After a year in office, the Ministry of Informatization reports settled competencies and partnerships across departments. Priorities are high-quality e-services, sharing “true” data among institutions, and greater cybersecurity. The state wants to open its services to the private sector while keeping registers as a reliable source of truth.
End of departmentalism: cooperation instead of silos
The initial disputes over competencies have given way to practice: the departments have set up cooperation and, in life-event situations, now routinely share data as well as access. Differing views with key partners, such as the Ministry of the Interior, proved useful because they move citizen-focused solutions forward. The goal is clear: do not ask people for data the state already has, but ensure that offices exchange it among themselves.
Investment conditions tied to EU funds also help: anyone building systems with registered objects from public sources must make the data available through central components. If sharing is refused without a legal reason, funding may be withdrawn. Instead of directives, however, the department is counting on a motivational approach—show the benefits, break the data silo, and deliver value to the citizen.

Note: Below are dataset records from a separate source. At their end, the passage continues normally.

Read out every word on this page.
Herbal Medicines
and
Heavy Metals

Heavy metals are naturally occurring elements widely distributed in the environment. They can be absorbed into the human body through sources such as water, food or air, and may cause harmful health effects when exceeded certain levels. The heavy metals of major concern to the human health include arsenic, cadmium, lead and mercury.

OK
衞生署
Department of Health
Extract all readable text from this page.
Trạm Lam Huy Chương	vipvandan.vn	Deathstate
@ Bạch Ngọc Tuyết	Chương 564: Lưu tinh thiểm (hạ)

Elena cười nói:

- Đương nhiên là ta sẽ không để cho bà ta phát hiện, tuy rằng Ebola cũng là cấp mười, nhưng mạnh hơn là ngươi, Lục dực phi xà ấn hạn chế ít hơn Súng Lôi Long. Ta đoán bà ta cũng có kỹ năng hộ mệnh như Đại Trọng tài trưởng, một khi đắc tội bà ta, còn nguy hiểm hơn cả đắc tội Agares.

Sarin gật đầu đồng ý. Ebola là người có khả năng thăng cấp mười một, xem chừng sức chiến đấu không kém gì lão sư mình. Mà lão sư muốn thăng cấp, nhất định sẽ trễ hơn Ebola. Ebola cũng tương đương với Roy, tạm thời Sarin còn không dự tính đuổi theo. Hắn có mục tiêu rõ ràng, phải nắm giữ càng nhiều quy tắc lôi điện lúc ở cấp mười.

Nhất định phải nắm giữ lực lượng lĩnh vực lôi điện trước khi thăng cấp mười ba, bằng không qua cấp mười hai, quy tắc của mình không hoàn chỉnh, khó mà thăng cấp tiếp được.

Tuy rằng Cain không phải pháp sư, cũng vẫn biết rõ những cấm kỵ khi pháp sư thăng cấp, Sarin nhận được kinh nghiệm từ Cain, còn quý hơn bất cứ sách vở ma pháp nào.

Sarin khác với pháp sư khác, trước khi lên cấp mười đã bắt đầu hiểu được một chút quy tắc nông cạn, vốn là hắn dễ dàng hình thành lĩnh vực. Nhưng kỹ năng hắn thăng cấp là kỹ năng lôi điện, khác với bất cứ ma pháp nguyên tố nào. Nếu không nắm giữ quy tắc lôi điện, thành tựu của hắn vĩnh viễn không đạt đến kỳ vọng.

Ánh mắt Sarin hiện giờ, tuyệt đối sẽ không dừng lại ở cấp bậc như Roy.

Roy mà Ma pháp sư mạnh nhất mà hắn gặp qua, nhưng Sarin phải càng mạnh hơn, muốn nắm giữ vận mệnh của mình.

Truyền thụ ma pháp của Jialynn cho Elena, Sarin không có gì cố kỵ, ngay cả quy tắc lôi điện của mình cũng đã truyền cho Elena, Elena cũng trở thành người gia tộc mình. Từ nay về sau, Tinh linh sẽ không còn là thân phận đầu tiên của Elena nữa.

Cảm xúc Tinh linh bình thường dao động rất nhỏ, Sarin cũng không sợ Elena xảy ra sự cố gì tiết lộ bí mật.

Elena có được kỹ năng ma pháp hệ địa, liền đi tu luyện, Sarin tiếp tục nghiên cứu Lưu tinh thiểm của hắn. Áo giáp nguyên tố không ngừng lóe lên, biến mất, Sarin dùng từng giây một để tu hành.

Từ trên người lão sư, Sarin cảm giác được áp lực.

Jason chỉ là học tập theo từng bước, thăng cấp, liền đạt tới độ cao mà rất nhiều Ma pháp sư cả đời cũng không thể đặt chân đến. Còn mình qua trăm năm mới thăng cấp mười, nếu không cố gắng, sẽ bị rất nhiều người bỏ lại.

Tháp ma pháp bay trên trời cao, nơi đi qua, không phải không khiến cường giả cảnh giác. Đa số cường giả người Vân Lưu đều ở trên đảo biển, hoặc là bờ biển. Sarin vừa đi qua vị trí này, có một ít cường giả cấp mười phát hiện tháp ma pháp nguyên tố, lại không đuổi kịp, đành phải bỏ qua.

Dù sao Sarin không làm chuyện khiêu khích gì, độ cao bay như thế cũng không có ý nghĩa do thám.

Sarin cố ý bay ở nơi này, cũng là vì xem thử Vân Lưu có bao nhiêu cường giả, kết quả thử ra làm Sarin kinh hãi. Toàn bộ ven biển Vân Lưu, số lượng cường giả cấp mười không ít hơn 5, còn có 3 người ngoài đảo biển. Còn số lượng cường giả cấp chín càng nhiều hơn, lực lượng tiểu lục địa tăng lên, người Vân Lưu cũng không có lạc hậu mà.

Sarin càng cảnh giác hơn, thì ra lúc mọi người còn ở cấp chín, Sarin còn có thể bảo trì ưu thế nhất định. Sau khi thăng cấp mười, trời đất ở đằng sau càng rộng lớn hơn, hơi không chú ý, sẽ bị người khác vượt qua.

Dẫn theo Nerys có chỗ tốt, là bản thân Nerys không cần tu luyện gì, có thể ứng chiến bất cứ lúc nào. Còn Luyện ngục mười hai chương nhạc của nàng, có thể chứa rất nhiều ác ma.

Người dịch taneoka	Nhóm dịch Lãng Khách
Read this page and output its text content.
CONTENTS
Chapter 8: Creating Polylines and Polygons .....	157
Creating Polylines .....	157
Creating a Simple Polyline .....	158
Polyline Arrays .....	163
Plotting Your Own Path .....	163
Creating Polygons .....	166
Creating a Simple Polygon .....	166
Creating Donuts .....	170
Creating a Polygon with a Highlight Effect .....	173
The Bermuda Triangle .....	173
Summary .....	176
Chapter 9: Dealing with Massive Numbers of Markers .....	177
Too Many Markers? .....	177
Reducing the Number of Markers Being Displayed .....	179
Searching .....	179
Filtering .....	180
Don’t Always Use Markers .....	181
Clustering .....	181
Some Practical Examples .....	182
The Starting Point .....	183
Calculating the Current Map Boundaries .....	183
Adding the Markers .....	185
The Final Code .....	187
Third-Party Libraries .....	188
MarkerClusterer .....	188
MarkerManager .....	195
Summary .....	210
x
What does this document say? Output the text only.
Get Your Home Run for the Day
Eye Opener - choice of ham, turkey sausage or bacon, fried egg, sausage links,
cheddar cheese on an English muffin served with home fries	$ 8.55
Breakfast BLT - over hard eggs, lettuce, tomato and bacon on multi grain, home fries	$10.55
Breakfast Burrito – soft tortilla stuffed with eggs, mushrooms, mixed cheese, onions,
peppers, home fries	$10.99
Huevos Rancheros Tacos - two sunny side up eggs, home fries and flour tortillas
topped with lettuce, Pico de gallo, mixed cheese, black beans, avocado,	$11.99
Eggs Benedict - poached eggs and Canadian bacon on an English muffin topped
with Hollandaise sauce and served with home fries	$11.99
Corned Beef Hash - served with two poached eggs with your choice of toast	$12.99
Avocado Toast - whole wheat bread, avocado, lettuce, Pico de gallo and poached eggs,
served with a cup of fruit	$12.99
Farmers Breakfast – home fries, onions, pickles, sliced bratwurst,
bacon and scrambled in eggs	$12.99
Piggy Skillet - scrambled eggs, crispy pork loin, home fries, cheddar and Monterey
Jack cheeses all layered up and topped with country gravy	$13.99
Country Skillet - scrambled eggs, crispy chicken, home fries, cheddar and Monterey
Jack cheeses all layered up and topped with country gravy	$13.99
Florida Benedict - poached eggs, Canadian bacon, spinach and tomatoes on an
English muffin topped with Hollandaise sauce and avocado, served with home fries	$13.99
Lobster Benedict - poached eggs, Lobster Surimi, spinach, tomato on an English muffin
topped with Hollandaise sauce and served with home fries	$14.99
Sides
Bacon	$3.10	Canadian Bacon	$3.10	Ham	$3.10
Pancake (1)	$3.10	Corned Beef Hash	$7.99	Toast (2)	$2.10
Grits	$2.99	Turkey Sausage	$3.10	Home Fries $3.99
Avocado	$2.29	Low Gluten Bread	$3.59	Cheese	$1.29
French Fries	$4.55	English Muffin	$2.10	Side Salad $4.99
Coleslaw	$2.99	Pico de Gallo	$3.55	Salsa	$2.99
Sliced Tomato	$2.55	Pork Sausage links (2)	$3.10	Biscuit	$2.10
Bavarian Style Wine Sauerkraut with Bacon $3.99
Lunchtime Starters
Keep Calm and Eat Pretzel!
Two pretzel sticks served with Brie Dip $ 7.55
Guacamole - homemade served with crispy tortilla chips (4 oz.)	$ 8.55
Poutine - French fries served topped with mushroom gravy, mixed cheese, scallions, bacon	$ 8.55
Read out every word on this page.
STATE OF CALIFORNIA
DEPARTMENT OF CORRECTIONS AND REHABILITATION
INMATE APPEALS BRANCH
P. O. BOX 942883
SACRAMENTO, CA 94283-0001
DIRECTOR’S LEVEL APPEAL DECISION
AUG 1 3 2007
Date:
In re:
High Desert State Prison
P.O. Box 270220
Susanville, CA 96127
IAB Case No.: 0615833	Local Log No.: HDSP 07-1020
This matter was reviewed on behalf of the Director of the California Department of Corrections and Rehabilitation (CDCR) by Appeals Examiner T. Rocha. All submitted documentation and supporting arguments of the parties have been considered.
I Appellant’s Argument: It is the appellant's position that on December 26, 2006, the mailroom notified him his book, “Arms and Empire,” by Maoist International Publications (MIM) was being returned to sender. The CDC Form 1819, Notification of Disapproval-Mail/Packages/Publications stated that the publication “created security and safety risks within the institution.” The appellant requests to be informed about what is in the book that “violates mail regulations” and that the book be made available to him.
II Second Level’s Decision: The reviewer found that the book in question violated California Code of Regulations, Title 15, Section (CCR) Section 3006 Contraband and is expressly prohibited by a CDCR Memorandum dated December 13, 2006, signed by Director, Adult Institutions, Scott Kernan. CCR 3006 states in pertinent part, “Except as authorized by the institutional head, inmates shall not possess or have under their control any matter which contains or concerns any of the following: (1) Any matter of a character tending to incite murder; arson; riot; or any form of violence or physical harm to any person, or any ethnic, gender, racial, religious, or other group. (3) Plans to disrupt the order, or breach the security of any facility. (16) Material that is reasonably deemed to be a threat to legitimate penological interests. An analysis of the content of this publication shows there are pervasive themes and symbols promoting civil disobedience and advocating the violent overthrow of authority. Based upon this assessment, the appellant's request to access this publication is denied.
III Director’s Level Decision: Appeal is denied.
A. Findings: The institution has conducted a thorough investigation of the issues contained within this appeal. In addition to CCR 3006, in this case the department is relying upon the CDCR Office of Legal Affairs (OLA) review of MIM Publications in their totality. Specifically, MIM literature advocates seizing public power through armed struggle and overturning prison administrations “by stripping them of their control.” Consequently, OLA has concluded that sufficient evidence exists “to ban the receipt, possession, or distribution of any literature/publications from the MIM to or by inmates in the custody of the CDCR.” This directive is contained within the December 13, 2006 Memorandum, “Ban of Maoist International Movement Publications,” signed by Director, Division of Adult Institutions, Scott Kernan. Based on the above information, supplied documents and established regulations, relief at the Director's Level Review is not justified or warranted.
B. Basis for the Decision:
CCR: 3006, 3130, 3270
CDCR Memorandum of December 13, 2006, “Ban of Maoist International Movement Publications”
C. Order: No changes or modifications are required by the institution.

Funding, data, and the quality of e-services
Financing comes mainly from Program Slovensko 2021–2027 (with the N+2 rule through 2029) and from Plán obnovy, where priorities were pushed through even in the final phase. The first is the “essence of truth”—high-quality, shared data that the state maintains in registers and that all institutions use. The second is a shift from quantity to quality in e-services: we do not need more forms for the sake of forms, but to build what people actually use and what is simple to operate.
The state also wants to combine intuitive interfaces with the development of digital skills, so that the gap between users and services does not widen. Quality should be visible outwardly as well—including a multilingual environment for national minorities, such as the Hungarian one. The goal is for citizens to handle matters without running from office to office and without repeatedly filling in the same data.
Open interfaces, cybersecurity, and new ambitions
Openness is to be pursued on two layers: first open data and open API, then making the core of e-services accessible so that the private sector can consume them. The latter would act as a “broker” of the user experience and deliver modern interfaces, while the state maintains reliable registers and security. A test of the innovation potential was a call from Plán obnovy with an allocation of 52 million euros, which attracted applications totaling 240 million—especially in cybersecurity, big data, and sensor technology.
The ministry also emphasizes education and the management of cybersecurity directly within the departments. A personal ambition is to automate access rights and obligations for public officials (such as mayors) without additional bureaucracy. Another vision is telemedicine—realistically in a pilot form with the involvement of insurers and the healthcare system, to improve patient comfort, the quality of data about their condition, and to ease the work of doctors and nurses.